Efficient Long-Horizon GUI Agents via Training-Free KV Cache Compression

The paper proposes ST-Lite, a training-free KV cache compression framework that leverages the uniform high-sparsity of GUI attention patterns through a dual-branch scoring policy of spatial saliency and trajectory-aware semantic gating, achieving significant decoding acceleration with minimal performance loss in long-horizon GUI agents.

Bowen Zhou, Zhou Xu, Wanli Li, Jingyu Xiao, Haoqian Wang

Published 2026-03-03
📖 5 min read🧠 Deep dive

The Big Problem: The "Overloaded Backpack"

Imagine you are teaching a robot to navigate a complex video game or a computer interface. To make smart decisions, the robot needs to remember everything it has seen and done so far. In AI terms, this memory is called the KV Cache.

Think of the KV Cache as a backpack the robot carries.

  • Short tasks: If the robot just needs to click a "Submit" button, the backpack is light. Easy!
  • Long tasks: If the robot has to solve a 50-step puzzle (like booking a flight, then a hotel, then a car), the backpack gets heavy. It fills up with every single screenshot and action from the last hour.

Eventually, the backpack becomes so heavy (consuming too much computer memory) and so full of junk (redundant data) that the robot moves in slow motion. It can't think fast enough to be useful in real-time.

The Old Solutions: Why They Failed

Researchers tried to fix this by making the backpack lighter, but they used the wrong tools:

  1. The "Recent Memory" Trick (SnapKV): This method assumes the robot only needs to remember the last few things it saw.
    • The Flaw: Imagine you are looking for a specific red button on a screen. If you only look at the last 3 seconds, you might miss the button because it appeared 10 seconds ago. The robot forgets the critical clue because it was too focused on the "now."
  2. The "Layered" Trick (PyramidKV): This method assumes that some parts of the brain (layers) need more memory than others, like a pyramid.
    • The Flaw: Computer screens (GUIs) are different from movies or photos. They are made of distinct, separate blocks (buttons, icons, text) that are equally important everywhere. The "pyramid" approach tried to throw away information from certain layers, accidentally deleting the very buttons the robot needed to click.

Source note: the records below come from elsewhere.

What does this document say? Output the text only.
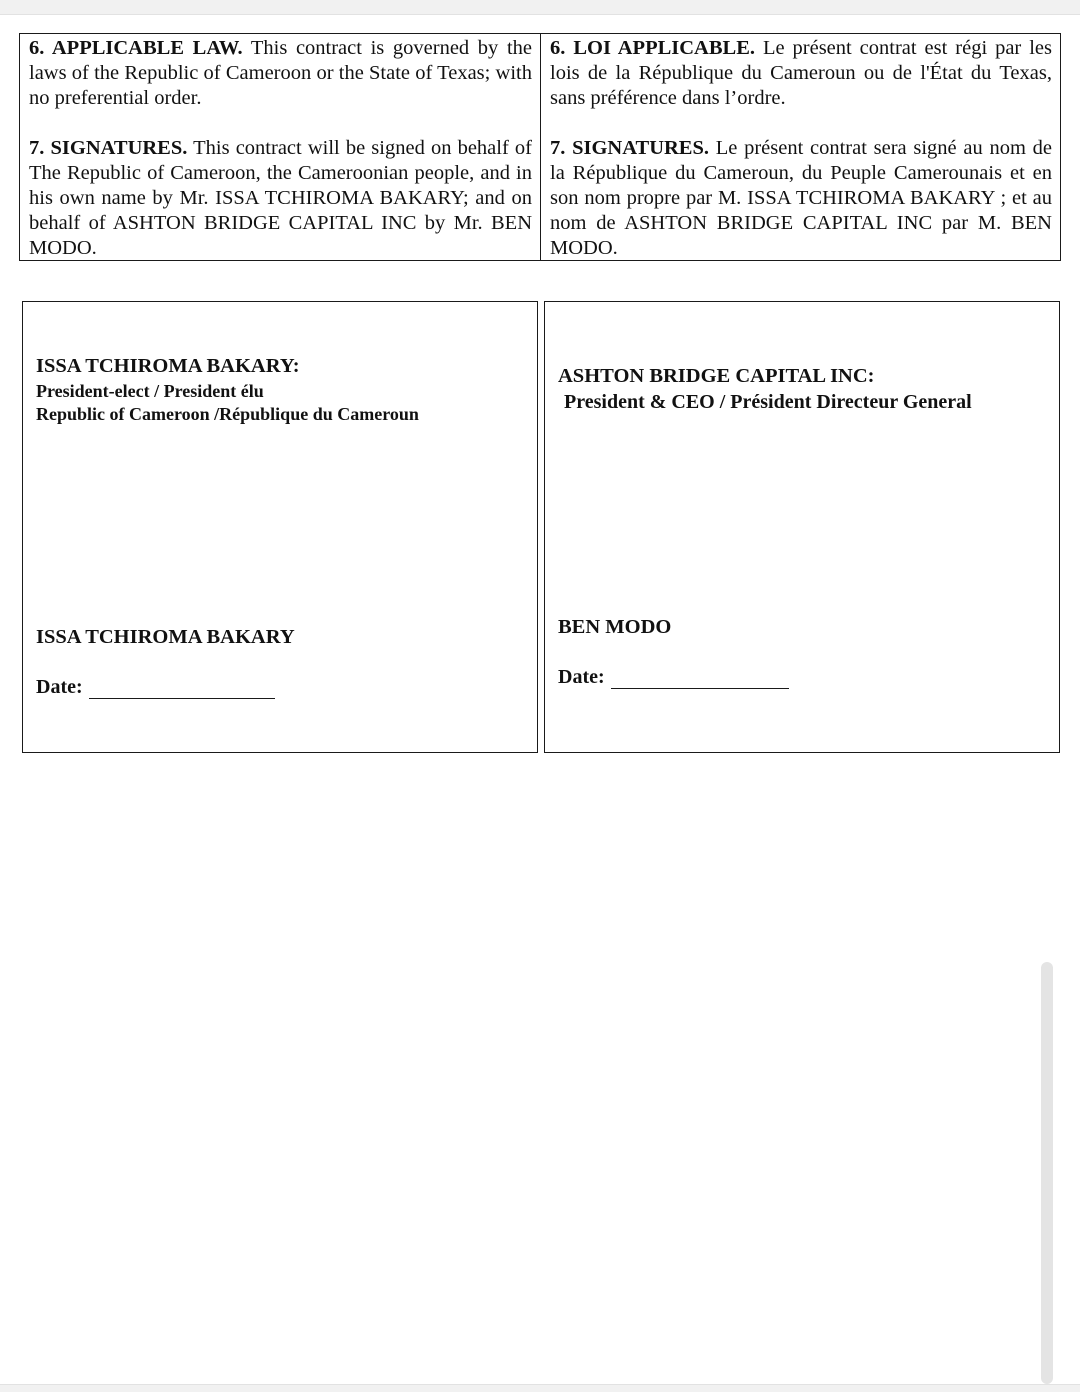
6. APPLICABLE LAW. This contract is governed by the laws of the Republic of Cameroon or the State of Texas; with no preferential order.

7. SIGNATURES. This contract will be signed on behalf of The Republic of Cameroon, the Cameroonian people, and in his own name by Mr. ISSA TCHIROMA BAKARY; and on behalf of ASHTON BRIDGE CAPITAL INC by Mr. BEN MODO.

6. LOI APPLICABLE. Le présent contrat est régi par les lois de la République du Cameroun ou de l'État du Texas, sans préférence dans l’ordre.

7. SIGNATURES. Le présent contrat sera signé au nom de la République du Cameroun, du Peuple Camerounais et en son nom propre par M. ISSA TCHIROMA BAKARY ; et au nom de ASHTON BRIDGE CAPITAL INC par M. BEN MODO.

ISSA TCHIROMA BAKARY:
President-elect / President élu
Republic of Cameroon /République du Cameroun
ISSA TCHIROMA BAKARY
Date:
ASHTON BRIDGE CAPITAL INC:
President & CEO / Président Directeur General
BEN MODO
Date:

The New Solution: ST-Lite (The Smart Organizer)

The authors created ST-Lite, a new way to organize the robot's backpack. It doesn't require retraining the robot (no extra homework); it just changes how it packs.

ST-Lite uses two clever strategies to keep the backpack light but useful:

1. CSS: The "Spotlight on the Stage" (Component-centric Spatial Saliency)

The Analogy: Imagine a stage with a dark background and a few actors holding bright props.

  • Old Way: The robot tries to remember every inch of the dark background (the wallpaper, the empty space).
  • ST-Lite (CSS): This module acts like a smart spotlight. It looks at the screen and says, "Hey, the background is boring and uniform. But look at this button! It has a sharp edge and a different color. That's important!"
  • Result: It throws away the "boring background" pixels and keeps the "actors" (buttons, icons, text). It preserves the structure of the interface so the robot knows exactly where to click.

2. TSG: The "Time Travel Filter" (Trajectory-aware Semantic Gating)

The Analogy: Imagine you are watching a movie where the camera stays on a static wall for 10 minutes, then cuts to a new scene.

  • Old Way: The robot remembers every single frame of the static wall. It's a waste of space because nothing changed.
  • ST-Lite (TSG): This module acts like a video editor. It compares the current frame with the past. If the screen hasn't changed much (e.g., the robot is just waiting), it says, "We already know this. Delete the old copy." It only keeps the new information that actually changed the story.
  • Result: It stops the robot from being confused by "stale" information. It keeps the history fresh and relevant.

The Magic Result: "Less is More"

The most surprising finding in the paper is that ST-Lite actually makes the robot smarter in some cases.

  • The "Noise" Problem: When a robot remembers too much (the full backpack), it gets confused by irrelevant details. It's like trying to find a needle in a haystack when the haystack is on fire.
  • The ST-Lite Effect: By aggressively cutting out the junk (the background and the repetitive frames), ST-Lite removes the "noise."
  • The Outcome: With only 10-20% of the original memory, the robot runs 2.45 times faster and often makes better decisions than when it had the full memory. It's like cleaning a cluttered desk so you can actually find your tools.

Summary

ST-Lite is a smart packing system for AI robots.

  • It ignores the boring background (CSS).
  • It deletes repetitive history (TSG).
  • It keeps the critical buttons and new changes.

This allows powerful AI agents to run on regular computers (like your laptop) instead of needing massive, expensive supercomputers, making them faster and ready for real-world use.